Voorhees Peter M, Gasparetto Cristina, Moore Dominic T, Winans Diane, Orlowski Robert Z, Hurd David D
Department of Hematologic Oncology and Blood Disorders, Levine Cancer Institute, Carolinas HealthCare System, Charlotte, NC.
Division of Hematological Malignancies and Cellular Therapy, Duke University Medical Center, Durham, NC.
Clin Lymphoma Myeloma Leuk. 2017 Jul;17(7):424-432. doi: 10.1016/j.clml.2017.05.007. Epub 2017 May 10.
INTRODUCTION/BACKGROUND: Deacetylase inhibitors have synergistic activity in combination with proteasome inhibitors and anthracyclines in preclinical models of multiple myeloma (MM). We therefore evaluated the safety and efficacy of the deacetylase inhibitor vorinostat in combination with pegylated liposomal doxorubicin (PLD) and bortezomib in relapsed/refractory MM.
Thirty-two patients were treated with PLD and bortezomib in combination with escalating doses of vorinostat on days 4 to 11 or 1 to 14.

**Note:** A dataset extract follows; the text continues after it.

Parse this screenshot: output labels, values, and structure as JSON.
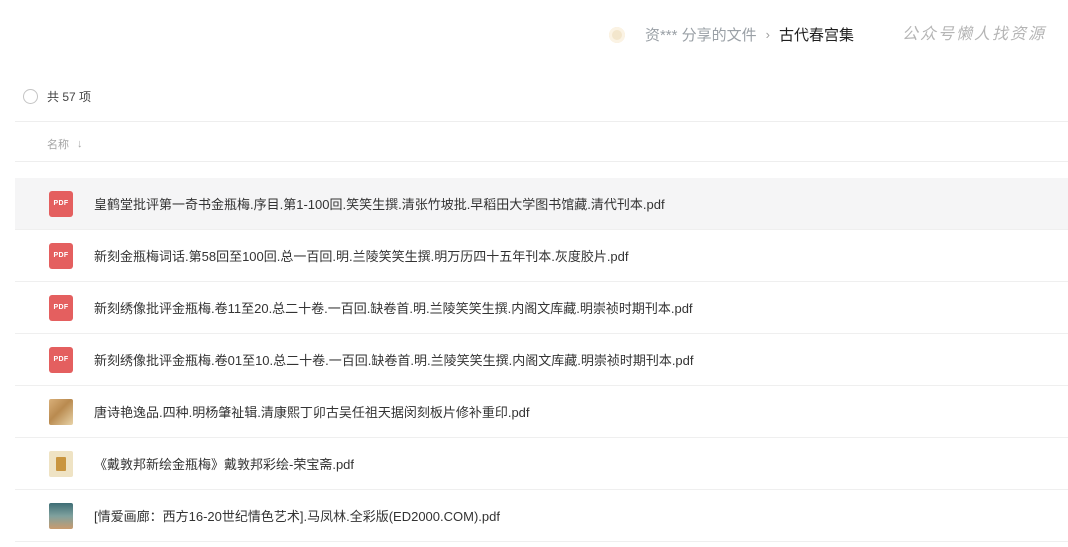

The maximum tolerated dose of vorinostat was 400 mg on days 4 to 11. Neutropenia and thrombocytopenia attributable to protocol therapy were seen in 59% and 94% of patients, of which 37% and 47% were of grade 3 or higher severity, respectively. Constitutional and gastrointestinal adverse events of all grades were common, the majority of which were less than grade 3 in severity. The overall response rate (partial response rate or better) was 65% and the clinical benefit rate (minimal response rate or better) 74%. The overall response rate was 83%, 71%, and 45% for patients with bortezomib-naive, -sensitive, and -refractory MM, respectively. The median progression-free survival was 13.9 months and the 3-year overall survival 77%. Whole blood proteasome activity assays demonstrated a potential impact of vorinostat on the chymotryptic-like activity of the proteasome.
Further evaluation of PLD, bortezomib, and deacetylase inhibitor combinations is warranted, with special attention directed toward strategies to improve tolerability.
引言/背景:在多发性骨髓瘤(MM)的临床前模型中,去乙酰化酶抑制剂与蛋白酶体抑制剂及蒽环类药物联合使用具有协同活性。因此,我们评估了去乙酰化酶抑制剂伏立诺他联合聚乙二醇化脂质体阿霉素(PLD)和硼替佐米用于复发/难治性MM的安全性和疗效。
32例患者在第4至11天或第1至14天接受PLD、硼替佐米联合递增剂量伏立诺他治疗。
伏立诺他在第4至11天的最大耐受剂量为400mg。59%的患者出现了与方案治疗相关的中性粒细胞减少,94%的患者出现了血小板减少,其中分别有37%和47%为3级或更严重程度。所有级别的全身性和胃肠道不良事件很常见,其中大多数严重程度低于3级。总缓解率(部分缓解率或更高)为65%,临床获益率(最小缓解率或更高)为74%。对于既往未使用过硼替佐米、对硼替佐米敏感和对硼替佐米耐药的MM患者,总缓解率分别为83%、71%和45%。中位无进展生存期为13.9个月,3年总生存率为77%。全血蛋白酶体活性检测表明伏立诺他对蛋白酶体的类胰凝乳蛋白酶活性有潜在影响。
有必要进一步评估PLD、硼替佐米和去乙酰化酶抑制剂的联合使用,尤其要关注提高耐受性的策略。